13
fev
2017

A invisível exploração sexual nas estradas

Artigo originalmente retirado da Folha de São Paulo – 05/02/2017

post_blog O verão é a época em que muitos aproveitam para viajar e curtir as férias com amigos e familiares. Neste período, além dos aeroportos mais cheios, o fluxo nas estradas também aumenta.

É justamente no ambiente das rodovias, principalmente nos postos de combustíveis com espaço de parada e descanso, que uma perversa violação dos direitos de crianças e adolescentes pode acontecer.

A exploração sexual faz parte dos “serviços” oferecidos, na maioria dos casos, por aliciadores. Nesse começo de ano, quando estiver na estrada e fizer sua parada, fique atento.

No mapeamento realizado pela Polícia Rodoviária Federal, entre 2013 e 2014, 1.969 pontos vulneráveis de exploração sexual de crianças e adolescentes foram identificados nas rodovias federais do Brasil.

Desse total, 566 foram considerados pontos críticos; 538, com alto risco; 555, com médio risco; e 310 pontos avaliados como de baixo risco. O mapeamento abrangeu em torno de 65 mil quilômetros de rodovias federais, distribuídos pelo país.

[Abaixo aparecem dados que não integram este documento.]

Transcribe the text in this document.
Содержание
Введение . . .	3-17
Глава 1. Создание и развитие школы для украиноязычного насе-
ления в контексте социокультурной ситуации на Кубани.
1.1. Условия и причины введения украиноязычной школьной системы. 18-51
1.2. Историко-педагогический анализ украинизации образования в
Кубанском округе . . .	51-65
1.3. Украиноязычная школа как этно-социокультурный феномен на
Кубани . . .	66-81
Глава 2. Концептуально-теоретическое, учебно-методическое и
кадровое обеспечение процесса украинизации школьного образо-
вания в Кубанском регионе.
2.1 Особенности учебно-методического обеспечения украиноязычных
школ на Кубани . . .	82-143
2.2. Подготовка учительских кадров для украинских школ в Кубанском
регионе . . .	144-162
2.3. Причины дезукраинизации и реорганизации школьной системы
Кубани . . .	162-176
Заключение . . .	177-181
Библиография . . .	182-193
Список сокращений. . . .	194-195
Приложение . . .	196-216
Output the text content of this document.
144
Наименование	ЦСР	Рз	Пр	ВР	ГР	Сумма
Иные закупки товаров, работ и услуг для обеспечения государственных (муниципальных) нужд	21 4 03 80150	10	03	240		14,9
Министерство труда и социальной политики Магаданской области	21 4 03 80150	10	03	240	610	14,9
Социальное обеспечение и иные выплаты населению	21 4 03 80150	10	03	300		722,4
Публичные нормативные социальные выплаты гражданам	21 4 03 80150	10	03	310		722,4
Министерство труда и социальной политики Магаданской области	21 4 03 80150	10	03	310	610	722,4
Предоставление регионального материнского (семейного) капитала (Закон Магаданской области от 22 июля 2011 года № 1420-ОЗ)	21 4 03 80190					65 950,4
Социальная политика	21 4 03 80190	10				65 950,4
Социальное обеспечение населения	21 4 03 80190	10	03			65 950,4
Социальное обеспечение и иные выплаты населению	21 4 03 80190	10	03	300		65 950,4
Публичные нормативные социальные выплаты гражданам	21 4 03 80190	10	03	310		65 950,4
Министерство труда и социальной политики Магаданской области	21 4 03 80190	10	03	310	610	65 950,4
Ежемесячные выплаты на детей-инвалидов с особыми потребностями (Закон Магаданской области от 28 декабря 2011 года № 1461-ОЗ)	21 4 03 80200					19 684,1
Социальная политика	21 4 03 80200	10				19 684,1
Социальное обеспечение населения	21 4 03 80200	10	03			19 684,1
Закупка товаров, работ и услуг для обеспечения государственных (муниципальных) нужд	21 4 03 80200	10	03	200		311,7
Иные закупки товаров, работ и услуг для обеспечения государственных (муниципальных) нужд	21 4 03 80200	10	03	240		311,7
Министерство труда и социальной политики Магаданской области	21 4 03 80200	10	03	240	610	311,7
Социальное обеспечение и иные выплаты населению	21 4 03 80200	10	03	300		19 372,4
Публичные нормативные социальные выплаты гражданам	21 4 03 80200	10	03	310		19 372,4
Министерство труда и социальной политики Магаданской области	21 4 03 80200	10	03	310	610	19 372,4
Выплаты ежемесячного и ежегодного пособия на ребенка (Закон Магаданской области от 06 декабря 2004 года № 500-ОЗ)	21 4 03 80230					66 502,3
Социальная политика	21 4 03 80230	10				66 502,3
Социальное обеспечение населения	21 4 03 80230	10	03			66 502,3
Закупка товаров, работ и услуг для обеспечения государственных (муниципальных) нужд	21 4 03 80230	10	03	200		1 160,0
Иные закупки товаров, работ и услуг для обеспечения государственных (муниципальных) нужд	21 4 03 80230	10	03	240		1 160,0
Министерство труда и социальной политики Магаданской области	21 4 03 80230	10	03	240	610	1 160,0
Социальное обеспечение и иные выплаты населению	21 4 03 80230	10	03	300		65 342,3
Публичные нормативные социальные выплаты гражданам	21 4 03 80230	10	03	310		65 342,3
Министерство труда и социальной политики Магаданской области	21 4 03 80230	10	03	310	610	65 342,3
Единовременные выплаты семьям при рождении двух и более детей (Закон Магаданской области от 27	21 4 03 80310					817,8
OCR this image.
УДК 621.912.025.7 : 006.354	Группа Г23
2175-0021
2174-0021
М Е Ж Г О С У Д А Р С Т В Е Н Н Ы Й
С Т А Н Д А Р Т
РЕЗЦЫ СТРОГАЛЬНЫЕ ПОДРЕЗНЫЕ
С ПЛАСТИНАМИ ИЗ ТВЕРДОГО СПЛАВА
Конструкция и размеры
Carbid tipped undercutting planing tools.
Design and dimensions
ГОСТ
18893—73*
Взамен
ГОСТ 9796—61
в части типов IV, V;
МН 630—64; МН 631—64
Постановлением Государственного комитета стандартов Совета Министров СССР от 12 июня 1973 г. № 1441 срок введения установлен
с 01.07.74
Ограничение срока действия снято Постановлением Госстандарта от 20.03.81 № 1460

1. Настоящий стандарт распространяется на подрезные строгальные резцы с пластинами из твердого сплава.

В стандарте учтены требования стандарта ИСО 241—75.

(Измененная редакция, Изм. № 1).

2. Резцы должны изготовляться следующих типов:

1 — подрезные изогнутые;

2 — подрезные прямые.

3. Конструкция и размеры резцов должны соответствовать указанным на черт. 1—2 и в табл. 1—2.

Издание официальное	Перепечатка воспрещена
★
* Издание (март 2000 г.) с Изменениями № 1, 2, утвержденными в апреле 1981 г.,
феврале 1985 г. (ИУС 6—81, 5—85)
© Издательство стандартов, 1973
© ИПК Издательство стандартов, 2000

Batizado de Projeto Mapear, o estudo auxilia o desenvolvimento do programa Na Mão Certa, lançado em 2006 pela organização Childhood Brasil para reunir esforços e mobilizar governos, empresas e organizações da sociedade civil no enfrentamento da exploração sexual de crianças e adolescentes nas rodovias brasileiras.

Nos dez anos do programa, mais de 1 milhão de caminhoneiros já foram sensibilizados para atuarem como agentes de proteção. Em 2015, pesquisa encomendada pela Childhood Brasil sobre o perfil do caminhoneiro no país revelou o aumento dessa consciência.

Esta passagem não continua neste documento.